現場048 妖婦登場の場・旧安田庭園

文字数 630文字



「狩野岑信」の第六十章で、吉之助たちの新たな敵となる女性キャラが登場(実は再登場)。悪女とは呼びたくなかったので、「妖婦」としました。今後、その特異な発想と大胆な行動が太平の世をかき乱して行きます。

 写真は、彼女が大奥の中臈として最初に姿を現した場所。元禄時代、常陸笠間藩の下屋敷であった旧安田庭園(東京都墨田区、2022.12.19撮影)。

 ただ、現在の庭園は明治期に造られたもの。
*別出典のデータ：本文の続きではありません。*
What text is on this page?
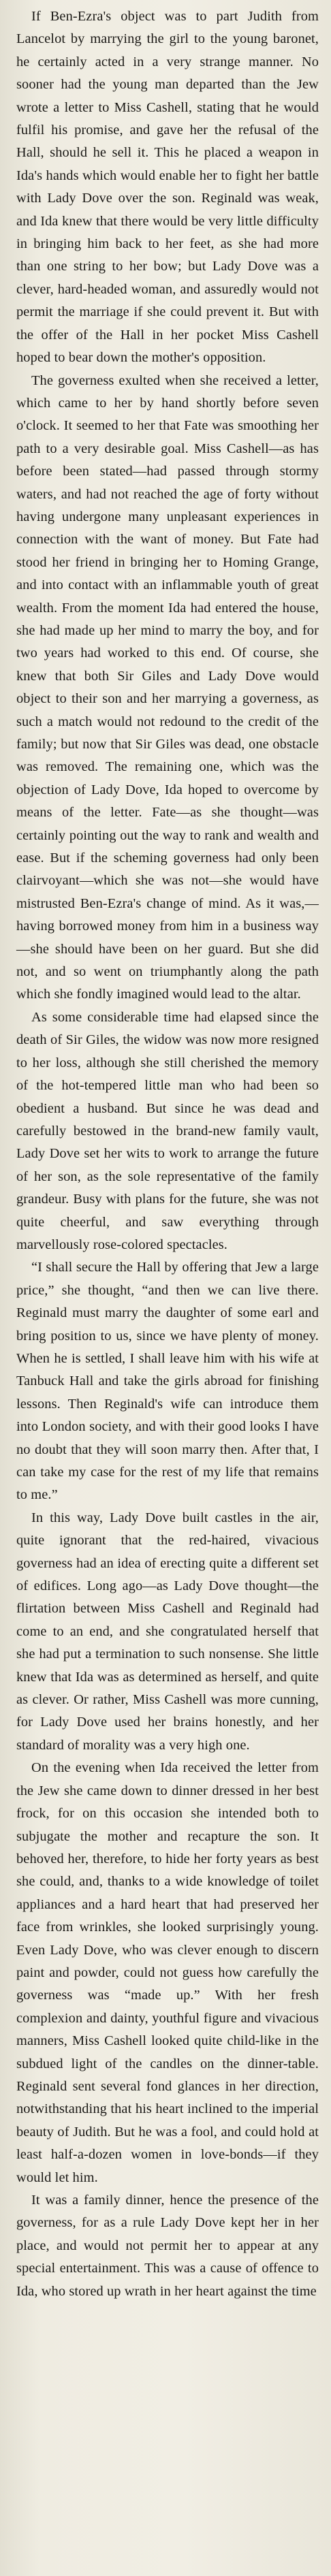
If Ben-Ezra's object was to part Judith from Lancelot by marrying the girl to the young baronet, he certainly acted in a very strange manner. No sooner had the young man departed than the Jew wrote a letter to Miss Cashell, stating that he would fulfil his promise, and gave her the refusal of the Hall, should he sell it. This he placed a weapon in Ida's hands which would enable her to fight her battle with Lady Dove over the son. Reginald was weak, and Ida knew that there would be very little difficulty in bringing him back to her feet, as she had more than one string to her bow; but Lady Dove was a clever, hard-headed woman, and assuredly would not permit the marriage if she could prevent it. But with the offer of the Hall in her pocket Miss Cashell hoped to bear down the mother's opposition.

The governess exulted when she received a letter, which came to her by hand shortly before seven o'clock. It seemed to her that Fate was smoothing her path to a very desirable goal. Miss Cashell—as has before been stated—had passed through stormy waters, and had not reached the age of forty without having undergone many unpleasant experiences in connection with the want of money. But Fate had stood her friend in bringing her to Homing Grange, and into contact with an inflammable youth of great wealth. From the moment Ida had entered the house, she had made up her mind to marry the boy, and for two years had worked to this end. Of course, she knew that both Sir Giles and Lady Dove would object to their son and her marrying a governess, as such a match would not redound to the credit of the family; but now that Sir Giles was dead, one obstacle was removed. The remaining one, which was the objection of Lady Dove, Ida hoped to overcome by means of the letter. Fate—as she thought—was certainly pointing out the way to rank and wealth and ease. But if the scheming governess had only been clairvoyant—which she was not—she would have mistrusted Ben-Ezra's change of mind. As it was,—having borrowed money from him in a business way—she should have been on her guard. But she did not, and so went on triumphantly along the path which she fondly imagined would lead to the altar.

As some considerable time had elapsed since the death of Sir Giles, the widow was now more resigned to her loss, although she still cherished the memory of the hot-tempered little man who had been so obedient a husband. But since he was dead and carefully bestowed in the brand-new family vault, Lady Dove set her wits to work to arrange the future of her son, as the sole representative of the family grandeur. Busy with plans for the future, she was not quite cheerful, and saw everything through marvellously rose-colored spectacles.

“I shall secure the Hall by offering that Jew a large price,” she thought, “and then we can live there. Reginald must marry the daughter of some earl and bring position to us, since we have plenty of money. When he is settled, I shall leave him with his wife at Tanbuck Hall and take the girls abroad for finishing lessons. Then Reginald's wife can introduce them into London society, and with their good looks I have no doubt that they will soon marry then. After that, I can take my case for the rest of my life that remains to me.”

In this way, Lady Dove built castles in the air, quite ignorant that the red-haired, vivacious governess had an idea of erecting quite a different set of edifices. Long ago—as Lady Dove thought—the flirtation between Miss Cashell and Reginald had come to an end, and she congratulated herself that she had put a termination to such nonsense. She little knew that Ida was as determined as herself, and quite as clever. Or rather, Miss Cashell was more cunning, for Lady Dove used her brains honestly, and her standard of morality was a very high one.

On the evening when Ida received the letter from the Jew she came down to dinner dressed in her best frock, for on this occasion she intended both to subjugate the mother and recapture the son. It behoved her, therefore, to hide her forty years as best she could, and, thanks to a wide knowledge of toilet appliances and a hard heart that had preserved her face from wrinkles, she looked surprisingly young. Even Lady Dove, who was clever enough to discern paint and powder, could not guess how carefully the governess was “made up.” With her fresh complexion and dainty, youthful figure and vivacious manners, Miss Cashell looked quite child-like in the subdued light of the candles on the dinner-table. Reginald sent several fond glances in her direction, notwithstanding that his heart inclined to the imperial beauty of Judith. But he was a fool, and could hold at least half-a-dozen women in love-bonds—if they would let him.

It was a family dinner, hence the presence of the governess, for as a rule Lady Dove kept her in her place, and would not permit her to appear at any special entertainment. This was a cause of offence to Ida, who stored up wrath in her heart against the time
明治時代にこの庭園を買い取った安田財閥の創始者・安田善次郎が大幅に手を入れた。その後、東京市に寄贈されるも震災や戦火によって荒廃。昭和44年に東京都墨田区に移管。それを機に資料を基に全面的改修がなされ、明治作庭時の姿を取り戻した、とのこと。

 また、江戸時代の庭園では、隅田川から水を引き、潮の干満で池の水位を上下させて景色の変化を楽しむ「潮入」構造が採用されていたそうです。これは奇しくも甲府浜屋敷(浜離宮恩賜庭園)と同じ。残念ながら、水門は閉じられ、導水溝も埋められてしまいました。

 そんなこんなで、元禄時代の人々が見た景色ではありません。物語の中では最低な好色漢にしてしまった本庄宗資ですが、どんな趣味をしていたのか、見てみたかった。

 ともかく、雰囲気としては十分大名庭園。隅々まで手入れが行き届き、気持ちよく散策できます。そして、今どき珍しい入園無料。隣接して刀剣博物館があり、近くには北斎美術館も。さらに江戸東京博物館が再開すれば、一日楽しめるエリアになると思います。